A Adriana le parecieron detestables sus palabras, pero como Rodrigo estaba ahí, no quiso soltar ninguna grosería y se conformó con lanzarle una mirada fulminante.

Rodrigo frunció el ceño.

—Señorita Navarro, mida sus palabras. Adriana es muy inocente; no voy a permitir que la pisotee de esa manera.

Elena soltó una carcajada fría.

—¿Inocente ella? ¿Acaso sabes las cosas que ha hecho? Si no tienes ni idea de nada, ¿con qué derecho me vienes a decir esto?

A Rodrigo le pareció que era imposible razonar con ella.

Le advirtió a Enzo, que estaba parado a un lado:

—¡Deberías alejarte de este tipo de mujeres si no quieres salir embarrado!

Aunque Enzo era un poco despistado, tampoco era tonto.

Sabía que Elena siempre trataba bien a todos; si esta vez se le había ido a la yugular a Adriana, seguro era porque esa mujer había hecho algo imperdonable.

Además, había sido Adriana la que empezó tirando indirectas bien pesadas.

El que busca, encuentra.

Eso lo tenía muy claro.

Enzo defendió a su amiga:

—Elena siempre se va sobre los hechos, no sobre las personas. Seguro que Adriana hizo algo malo. Si le hablas feo a Elena, el que no lo va a permitir soy yo.

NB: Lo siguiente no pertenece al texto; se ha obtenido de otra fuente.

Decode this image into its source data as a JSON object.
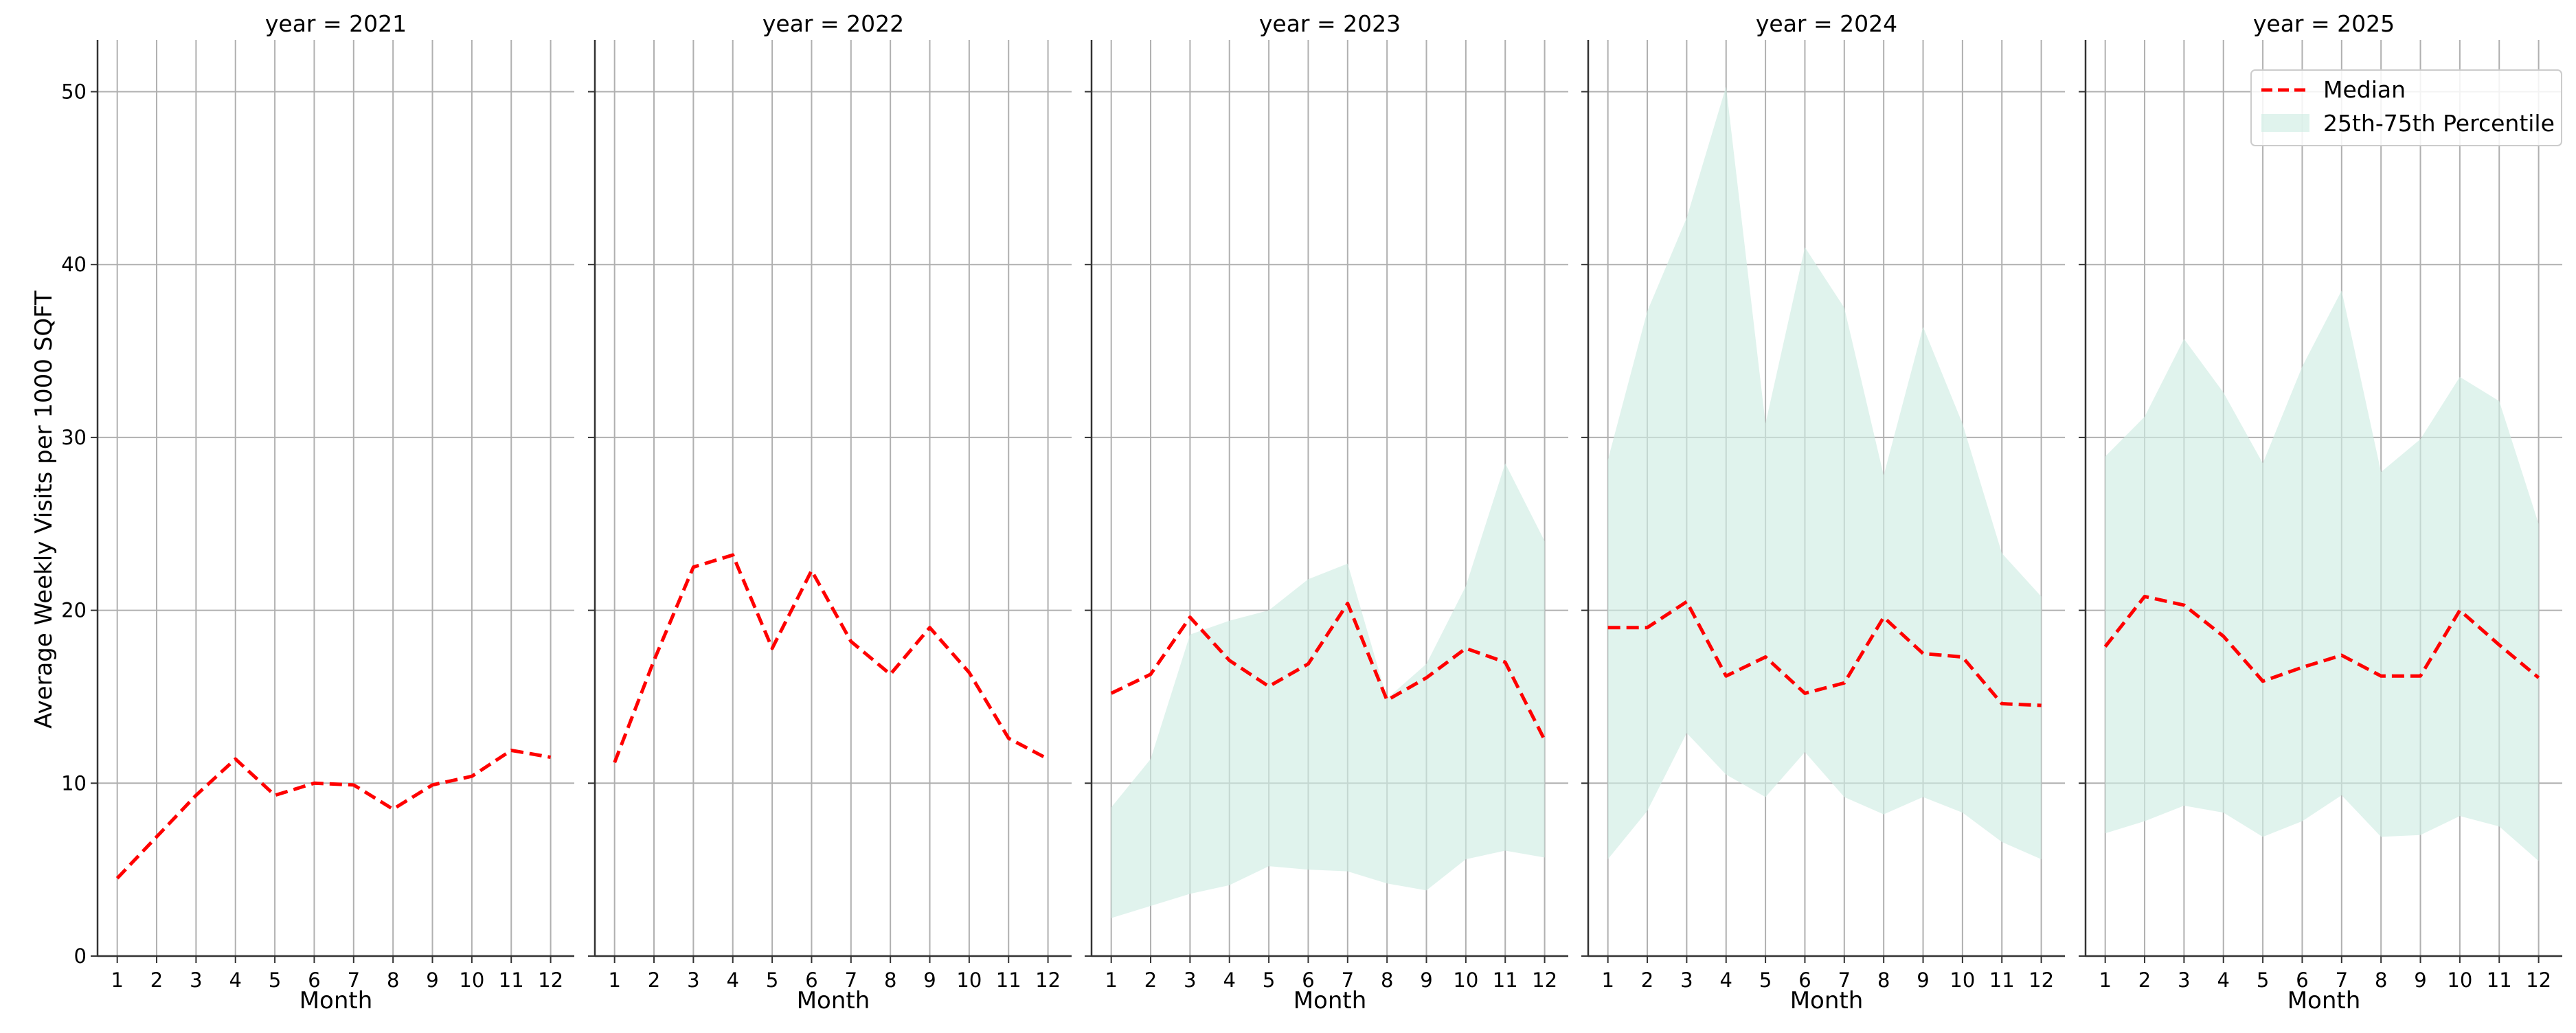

La cara de Adriana se puso aún más pálida de rabia.

Rodrigo, consciente de que Adriana estaba embarazada y no le convenía alterarse más, decidió no seguir discutiendo con ellos. Se dirigió a Adriana:

—Mejor te llevo a tu casa, no vale la pena gastar saliva con este tipo de gente.

Adriana, por el bien de su bebé, no tuvo de otra más que aceptar.

—Está bien.

Al verlos irse, Enzo le preguntó:

—Elena, tú nunca te peleas con nadie por cualquier cosa. ¿Te hizo algo esa tal Adriana para que reaccionaras así?

Elena no esperaba que él se pusiera de su lado sin dudarlo ni un segundo.

No tenía mucho tiempo de conocer a Enzo, pero él confiaba plenamente en ella.